By APD writerMelo M. Acuna
MANILA, Jan 31 (APD) – The Bangko Sentral ng Pilipinas said preliminary data showed that outstanding loans of commercial banks, net of reverse repurchase (RRP) placements with them, grew at a slower rate of 15.6 percent in December from 16,8 percent in November.
In a statement released Thursday afternoon, the BSP said they growth in bank lending inclusive of RRPs decelerated to 14.7 percent in December from 15.4 percent in the previous month. On a month-on-month seasonally-adjusted basis, commercial bank loans net of RRPs increased by 0.3 percent and inclusive of RRPs increased as well by 0.5 percent.
Loans for production activities which comprised 88.8 percent of banks’ aggregate loan portfolio, net of RRP, increased at a slower pace of 15.8 percent from 17.2 percent in the previous month. The growth in production loans was driven primarily by increased lending to financial and insurance activities at 30.6 percent, wholesale and retail trade, repair of motor vehicles and motorcycles at 15.2 percent, real estate activities at 11.1 percent, manufacturing at 13.1 percent, electricity, gas, steam and air conditioning supply at 12.0 percent while construction was at 35.9 percent.
Bank lending to other sectors also increased during the month.

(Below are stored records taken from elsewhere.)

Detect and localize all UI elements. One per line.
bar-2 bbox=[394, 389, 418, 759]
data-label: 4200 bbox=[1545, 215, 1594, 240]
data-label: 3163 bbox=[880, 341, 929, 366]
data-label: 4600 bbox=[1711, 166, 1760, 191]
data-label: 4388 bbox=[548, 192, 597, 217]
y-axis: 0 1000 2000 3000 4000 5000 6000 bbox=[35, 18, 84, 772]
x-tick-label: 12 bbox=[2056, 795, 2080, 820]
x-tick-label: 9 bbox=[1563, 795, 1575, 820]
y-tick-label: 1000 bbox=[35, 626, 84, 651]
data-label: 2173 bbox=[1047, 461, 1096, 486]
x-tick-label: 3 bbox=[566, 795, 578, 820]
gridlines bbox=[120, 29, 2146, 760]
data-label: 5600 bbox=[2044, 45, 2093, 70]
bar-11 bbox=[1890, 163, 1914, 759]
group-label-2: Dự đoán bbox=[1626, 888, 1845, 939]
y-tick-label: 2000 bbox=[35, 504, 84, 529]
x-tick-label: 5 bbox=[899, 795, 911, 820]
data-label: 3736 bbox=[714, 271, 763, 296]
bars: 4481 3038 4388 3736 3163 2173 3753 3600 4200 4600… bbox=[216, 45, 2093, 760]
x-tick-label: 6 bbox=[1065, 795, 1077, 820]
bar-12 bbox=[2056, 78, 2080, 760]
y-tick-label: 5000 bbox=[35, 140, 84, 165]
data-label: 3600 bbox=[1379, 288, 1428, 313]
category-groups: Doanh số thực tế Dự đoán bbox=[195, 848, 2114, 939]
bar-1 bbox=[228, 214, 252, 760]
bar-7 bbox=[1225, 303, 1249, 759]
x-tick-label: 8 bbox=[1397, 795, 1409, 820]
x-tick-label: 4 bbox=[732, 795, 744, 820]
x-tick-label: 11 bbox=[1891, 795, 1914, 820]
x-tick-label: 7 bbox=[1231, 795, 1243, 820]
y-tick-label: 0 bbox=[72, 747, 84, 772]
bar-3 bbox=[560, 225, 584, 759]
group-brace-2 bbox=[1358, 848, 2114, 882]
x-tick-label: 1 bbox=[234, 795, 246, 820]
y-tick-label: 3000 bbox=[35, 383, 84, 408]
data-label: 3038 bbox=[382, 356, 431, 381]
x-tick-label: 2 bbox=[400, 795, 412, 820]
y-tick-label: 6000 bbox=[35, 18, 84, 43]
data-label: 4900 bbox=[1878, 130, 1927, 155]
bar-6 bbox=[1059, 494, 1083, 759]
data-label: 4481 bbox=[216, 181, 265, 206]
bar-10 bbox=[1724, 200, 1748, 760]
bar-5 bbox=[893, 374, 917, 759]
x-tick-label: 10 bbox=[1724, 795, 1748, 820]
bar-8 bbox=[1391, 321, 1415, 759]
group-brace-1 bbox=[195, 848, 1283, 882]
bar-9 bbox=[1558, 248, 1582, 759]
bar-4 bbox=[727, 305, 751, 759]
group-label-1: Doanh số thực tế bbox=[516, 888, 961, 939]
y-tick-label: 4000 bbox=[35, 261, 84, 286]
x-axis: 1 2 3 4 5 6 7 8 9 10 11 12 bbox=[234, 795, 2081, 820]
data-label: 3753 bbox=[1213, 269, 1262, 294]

Incidentally, the growth of loans for household consumption was marginally lower in December at 13.5 percent relative to the 13.8 percent growth in November 2018. The deceleration in motor vehicle loans as well as the contraction in salary-based general purpose consumption loans and other types of household loans was tempered by the faster expansion in credit cart loans during the month.
The Bangko Sentral ng Pilipinas statement added they will continue to ensure that the expansion of domestic credit and liquidity proceeds in line with overall economic growth while remaining consistent with the BSP’s price and financial stability objectives.
Incidentally, the BSP’s Department of Economic Research (DER) projects January 2019 inflation to settle between 4.3 - 5.1 percent range.
Domestic oil price hikes, due to higher international crude oil prices and the second trance of the excise tax adjustment from the TRAIN Law, is seen to be the primary driver of inflation for the month.
In addition, higher fish and vegetable prices due to colder weather conditions and the annual adjustments in the excise taxes of alcoholic beverages from the Sin Tax Law may result in additional upward price pressures.
According to a separate BSP statement, these may be partly offset by lower rice prices, downward adjustment in electricity rates, and the slight appreciation of the peso.